Problem: in the present corrupted monetary system, high-powered money has been stripped of all its special properties which make it more money-like than other components of money. Hence, it has ceased to have unambiguous meaning for the diagnosis of monetary inflation.

Too big to fail, widespread and generous deposit insurance, and payment of interest on bank reserves have reduce high-powered money to a shadow of its importance under a classical monetary system. We can no longer make judgments about monetary inflation based on an analysis of supply and demand for high-powered money. 

Instead we have to scramble around the evidence of monetary inflation, whether in goods or asset markets, whilst delving into treacherous issues as to whether average market rates seem to be persistently above or below a theoretically unknown “natural rate.” 

So how to judge the Fed’s claim that its taper will be the start of the route towards “monetary normality”? 

The Fed denies in any case that monetary inflation has been underway? In that denial the Fed conveniently repudiates or ignores any concept of asset inflation. There is nothing in its announcements to suggest a change of purpose.

The cynic would suggest that the Fed’s prospective monetary policy fits into a typical political cycle.

Ahead of a difficult midterm election challenge in 2022, the Fed under its newly nominated or renominated chief will be using any opportunity provided by a fallback of prices in the wake of bottleneck easing to justify its continued pinning of rates at zero. It will not allow the “natural rhythm” of prices to take CPI downwards. Crucially, this pattern of monetary inflation in 2022 could mean some catch-up of nominal wages, which could rise substantially in real terms. 

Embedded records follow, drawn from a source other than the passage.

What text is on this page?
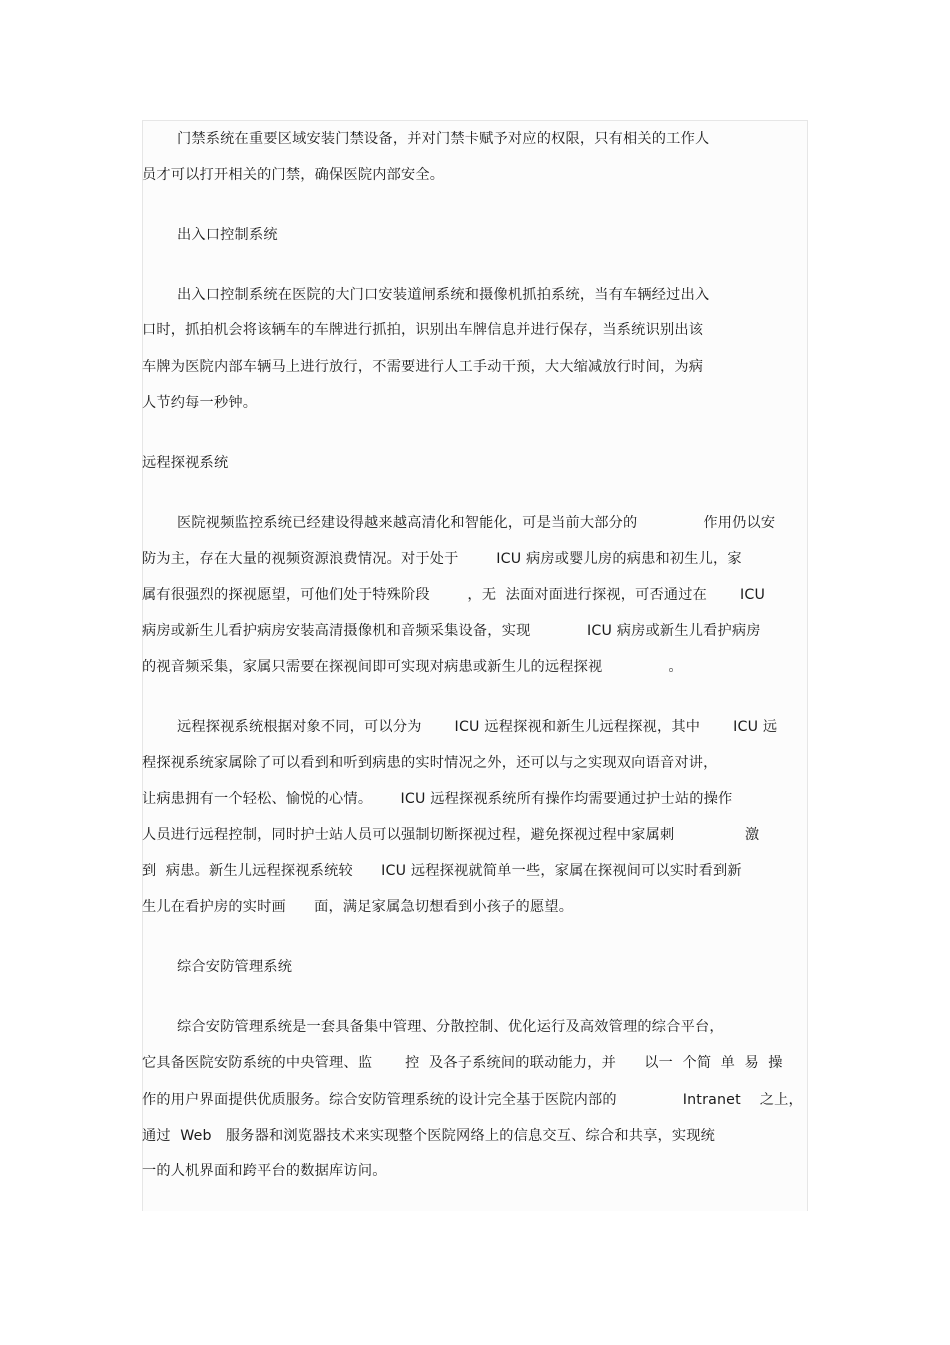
门禁系统在重要区域安装门禁设备，并对门禁卡赋予对应的权限，只有相关的工作人
员才可以打开相关的门禁，确保医院内部安全。
出入口控制系统
出入口控制系统在医院的大门口安装道闸系统和摄像机抓拍系统，当有车辆经过出入
口时，抓拍机会将该辆车的车牌进行抓拍，识别出车牌信息并进行保存，当系统识别出该
车牌为医院内部车辆马上进行放行，不需要进行人工手动干预，大大缩减放行时间，为病
人节约每一秒钟。
远程探视系统
医院视频监控系统已经建设得越来越高清化和智能化，可是当前大部分的              作用仍以安
防为主，存在大量的视频资源浪费情况。对于处于        ICU 病房或婴儿房的病患和初生儿，家
属有很强烈的探视愿望，可他们处于特殊阶段        ，无  法面对面进行探视，可否通过在       ICU
病房或新生儿看护病房安装高清摄像机和音频采集设备，实现            ICU 病房或新生儿看护病房
的视音频采集，家属只需要在探视间即可实现对病患或新生儿的远程探视              。
远程探视系统根据对象不同，可以分为       ICU 远程探视和新生儿远程探视，其中       ICU 远
程探视系统家属除了可以看到和听到病患的实时情况之外，还可以与之实现双向语音对讲，
让病患拥有一个轻松、愉悦的心情。      ICU 远程探视系统所有操作均需要通过护士站的操作
人员进行远程控制，同时护士站人员可以强制切断探视过程，避免探视过程中家属刺               激
到  病患。新生儿远程探视系统较      ICU 远程探视就简单一些，家属在探视间可以实时看到新
生儿在看护房的实时画      面，满足家属急切想看到小孩子的愿望。
综合安防管理系统
综合安防管理系统是一套具备集中管理、分散控制、优化运行及高效管理的综合平台，
它具备医院安防系统的中央管理、监       控  及各子系统间的联动能力，并      以一  个简  单  易  操
作的用户界面提供优质服务。综合安防管理系统的设计完全基于医院内部的              Intranet    之上，
通过  Web   服务器和浏览器技术来实现整个医院网络上的信息交互、综合和共享，实现统
一的人机界面和跨平台的数据库访问。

It has been the loss of real income due to price spikes from bottlenecks, rather than the levying of inflation tax, which has apparently stimulated resentment to inflation in 2021. Many individuals console themselves about the 2021 inflation tax levy, if they even think about it, by contemplating heady gains they have made to date in consequence of virulent asset inflation.

A wild card in any such political calculations is the potential for sudden reversal of asset inflation brought about by endogenous forces strengthened by a long monetary inflation—whether credit deterioration or fading speculative narratives or waning prosperity amidst cumulative malinvestment.

History will judge whether the advice on monetary matters which the Biden administration is seeking and acting on is any better or worse than on Afghanistan.